09 Temmuz 2018

AMENTÜ DUASI NEREDE GECİYOR VE KADERE İNANMAYANLARA NASIL VE NERDEN DELİL GÖSTERMELİ

Ä°lgili resim

AMENTÜ DUASI NEREDE GECİYOR VE KADERE İNANMAYANLARA 
NASIL VE NERDEN DELİL GÖSTERMELİ 

 “Amentü”, İslâm dininin iman esaslarını ana hatlarıyla ifade eden ıstılahtır / isimdir. Arapça'da “âmene” fiilinin müfredi / birinci tekil şahsı olan ve “inandım” mânasına gelen âmentü, Kur'an'da üç yerde, söz sahibinin imanını açıklarken kullandığı bir ifade olarak geçer. [Bkz. Yûnus suresi, 190; Yâsîn suresi, 36-25; Şûrâ suresi, 42/15] Şûra sûresinde doğrudan doğruya Rasûlullah Efendimize (s.a.v.) “âmentü” demesi emredilir. 

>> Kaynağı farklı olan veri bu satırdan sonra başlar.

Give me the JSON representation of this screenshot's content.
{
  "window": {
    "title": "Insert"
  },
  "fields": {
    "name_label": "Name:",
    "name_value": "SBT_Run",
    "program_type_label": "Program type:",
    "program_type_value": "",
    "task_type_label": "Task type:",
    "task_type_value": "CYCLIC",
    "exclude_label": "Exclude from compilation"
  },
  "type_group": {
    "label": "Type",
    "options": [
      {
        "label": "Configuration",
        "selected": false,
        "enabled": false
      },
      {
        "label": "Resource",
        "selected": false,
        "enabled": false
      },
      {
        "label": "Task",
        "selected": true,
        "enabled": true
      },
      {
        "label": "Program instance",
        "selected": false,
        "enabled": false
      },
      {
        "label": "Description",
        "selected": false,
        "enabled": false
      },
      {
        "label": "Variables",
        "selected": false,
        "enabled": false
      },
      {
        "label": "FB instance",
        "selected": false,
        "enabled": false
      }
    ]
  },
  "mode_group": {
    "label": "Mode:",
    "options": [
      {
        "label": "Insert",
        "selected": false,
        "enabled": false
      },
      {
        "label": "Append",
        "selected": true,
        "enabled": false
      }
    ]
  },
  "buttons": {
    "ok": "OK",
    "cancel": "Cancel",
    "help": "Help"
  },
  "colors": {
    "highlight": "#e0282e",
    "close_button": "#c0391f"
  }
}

Buna daya­narak âmentünün Kur'an'da yer alan bir ıstılah (terim) olduğunu söylemek mümkündür.
“Âmentü billahi ve melâiketihî ve kütübihî ve rusülihî ve'l-yevmi'l-âhiri ve bi'l kaderi hayrihî ve şerrihî mine'llâhi teâlâ; ve'l-ba'sü ba'de'l-mevti hakk eşhedü en lâ ilahe illallah ve eşhedü enne Muhammeden abduhû ve resûlüh”. Yani “Allah'a, meleklerine, kitaplarına, pey­gamberlerine, âhiret gününe, kadere, hayır ve şerrin Allah'tan olduğuna iman ettim. Ölümden sonra diriliş gerçektir. Allah'tan başka ilâh olmadığına, Muhammed'in onun kulu ve rasûlü olduğu­na şahadet ederim.” terkibinde sıralanan ve “mü'menün bih” olarak da adlandırı­lan itikadî esasların hepsi “âmentü” kavramıyla/ismiyle ifade edilir.

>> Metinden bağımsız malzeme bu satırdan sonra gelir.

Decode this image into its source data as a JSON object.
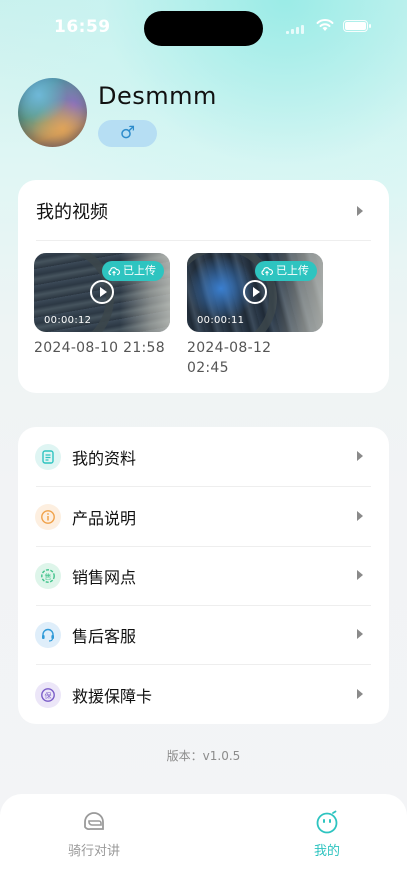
{
  "status_bar": {
    "time": "16:59"
  },
  "profile": {
    "username": "Desmmm",
    "gender_symbol": "♂"
  },
  "videos": {
    "title": "我的视频",
    "items": [
      {
        "badge": "已上传",
        "duration": "00:00:12",
        "date": "2024-08-10 21:58"
      },
      {
        "badge": "已上传",
        "duration": "00:00:11",
        "date": "2024-08-12 02:45"
      }
    ]
  },
  "menu": {
    "items": [
      {
        "label": "我的资料",
        "icon": "profile-doc-icon",
        "color": "#2ec4c0"
      },
      {
        "label": "产品说明",
        "icon": "info-icon",
        "color": "#f0a24a"
      },
      {
        "label": "销售网点",
        "icon": "sales-outlet-icon",
        "color": "#3fc28a"
      },
      {
        "label": "售后客服",
        "icon": "headset-icon",
        "color": "#2f9ad8"
      },
      {
        "label": "救援保障卡",
        "icon": "insurance-card-icon",
        "color": "#7a5cc8"
      }
    ]
  },
  "version": "版本：v1.0.5",
  "tabbar": {
    "tabs": [
      {
        "label": "骑行对讲",
        "icon": "helmet-icon",
        "active": false
      },
      {
        "label": "我的",
        "icon": "smiley-icon",
        "active": true
      }
    ],
    "accent": "#2ec4c0"
  }
}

Âmentü'de sıralanan ve Ehl-i Sünnet inancına bağlı herkesin kabul etmesi ge­reken bu iman esasları Kur'an'da çeşitli ifadelerle yer almıştır. Bir yerde mü’mi­nin vasıfları olarak Allah'a, âhiret günü­ne, meleklere, kitaba (Kur'an'a) ve pey­gamberlere iman şeklinde sıralanırken [Bkz. Bakara Suresi, 2/177] başka bir yerde mü’minlere; Allah'a, peygamberine (Hz. Muhammed'e s.a.v.), peygamberine indirdiği ki­taba (Kur'an'a) ve önceden indirdiği ki­taba iman etmeleri emredilir. [Bkz. Nisâ Suresi, 4/136] Buna karşılık Allah'ı, me­leklerini, kitaplarını, peygamberlerini ve âhiret gününü inkâr edenin koyu bir sapıklık içinde olduğu belirtilir. [Bkz. Nisâ Suresi, 4/136]

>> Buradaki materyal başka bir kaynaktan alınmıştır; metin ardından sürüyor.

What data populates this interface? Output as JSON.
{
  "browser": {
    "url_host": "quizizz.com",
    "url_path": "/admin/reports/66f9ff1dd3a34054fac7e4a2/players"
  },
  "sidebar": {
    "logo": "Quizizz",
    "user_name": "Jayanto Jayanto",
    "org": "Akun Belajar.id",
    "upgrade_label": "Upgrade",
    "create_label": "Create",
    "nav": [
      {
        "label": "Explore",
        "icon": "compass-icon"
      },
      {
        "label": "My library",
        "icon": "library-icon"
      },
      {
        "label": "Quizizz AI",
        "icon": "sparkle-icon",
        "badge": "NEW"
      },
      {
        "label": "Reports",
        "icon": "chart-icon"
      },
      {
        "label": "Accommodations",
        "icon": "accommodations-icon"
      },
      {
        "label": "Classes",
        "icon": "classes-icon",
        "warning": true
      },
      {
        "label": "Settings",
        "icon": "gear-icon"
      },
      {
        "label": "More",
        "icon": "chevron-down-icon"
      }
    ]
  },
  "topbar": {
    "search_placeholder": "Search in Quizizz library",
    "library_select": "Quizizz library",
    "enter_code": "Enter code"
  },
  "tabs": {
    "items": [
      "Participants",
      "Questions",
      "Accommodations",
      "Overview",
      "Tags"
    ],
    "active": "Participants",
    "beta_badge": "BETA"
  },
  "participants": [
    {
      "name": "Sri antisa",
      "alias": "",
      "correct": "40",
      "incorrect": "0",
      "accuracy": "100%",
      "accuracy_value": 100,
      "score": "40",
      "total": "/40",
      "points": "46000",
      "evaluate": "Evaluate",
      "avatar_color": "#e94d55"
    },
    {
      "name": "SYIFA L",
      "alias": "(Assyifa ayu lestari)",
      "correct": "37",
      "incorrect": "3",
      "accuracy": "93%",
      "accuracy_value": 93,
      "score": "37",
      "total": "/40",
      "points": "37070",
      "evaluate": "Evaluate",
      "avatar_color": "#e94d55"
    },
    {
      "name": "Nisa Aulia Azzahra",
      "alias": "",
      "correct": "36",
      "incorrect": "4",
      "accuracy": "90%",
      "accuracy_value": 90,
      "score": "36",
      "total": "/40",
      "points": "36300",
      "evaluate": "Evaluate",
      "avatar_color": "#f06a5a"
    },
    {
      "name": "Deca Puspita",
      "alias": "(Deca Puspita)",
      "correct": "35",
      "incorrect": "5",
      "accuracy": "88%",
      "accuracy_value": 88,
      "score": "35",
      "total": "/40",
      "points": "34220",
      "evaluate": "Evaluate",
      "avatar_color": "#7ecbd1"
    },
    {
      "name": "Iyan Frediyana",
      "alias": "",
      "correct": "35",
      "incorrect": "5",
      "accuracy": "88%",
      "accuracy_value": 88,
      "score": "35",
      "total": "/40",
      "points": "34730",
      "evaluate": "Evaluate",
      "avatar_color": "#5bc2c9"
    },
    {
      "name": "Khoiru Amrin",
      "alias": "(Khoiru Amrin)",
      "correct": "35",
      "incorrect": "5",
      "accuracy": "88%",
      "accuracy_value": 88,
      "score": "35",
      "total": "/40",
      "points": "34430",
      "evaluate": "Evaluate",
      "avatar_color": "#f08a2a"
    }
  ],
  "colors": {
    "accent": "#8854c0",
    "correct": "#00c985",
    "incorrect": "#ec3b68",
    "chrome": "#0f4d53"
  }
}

Bu âyetlerde değişik şekillerde sıralanan iman esasları; Allah'a, meleklere, kitap­lara, peygamberlere ve âhirete iman ol­mak üzere beş esasta toplanmış ve an’ânevî (ge­leneksel) âmentü metninde bulunan ka­der, yani hayır ve şerrin Allah'tan oldu­ğu inancı bunlar arasında zikredilmemiştir.
Âmentü’deki iman esaslarının sa­yısı ve muhtevası hadislerde de farklı­dır. Buhâri’nin rivayet ettiği Cibril hadisinde, “İman nedir?” sorusuna, “Allah'a, meleklerine, Allah'ın görüleceğine, pey­gamberlerine ve öldükten sonra diril­meye inanmandır.” [Buhârî, Sahih, İmân, 37] cevabı verilerek sayılan beş değişik esas arasında da kader zikredilmediği hal­de İbn Hanbel Müsned, I, 21;  Müslim,  Sahih, İmân, 1; Tirmizî, Sünen, İmân, 4; İbn Mâce, Sünen, Mukaddime, 9; Ebû Dâvûd, Sünen, Sünnet, 17;  Nesâî, Sünen, İmân, 4  rivayetlerinde “hayrı ve şerri ile birlikte kadere iman” esası diğerlerine ilâve olarak zikredilir. 
Tirmizî'nin diğer bir rivayetine göre Rasûlullah (s.a.v.), “âmentü” lafzıyla başlayan bir hadisinde [Fiten, 63] “Ben Al­lah'a, meleklerine, kitaplarına ve âhiret gönüne inandım.” demiştir. Bu hadiste de iman esaslarının yine beş noktada top­landığı ve Kur'an'da olduğu gibi burada da İman esaslarını formülleştiren “âmentü” metninden bir zikredilmediği görülür.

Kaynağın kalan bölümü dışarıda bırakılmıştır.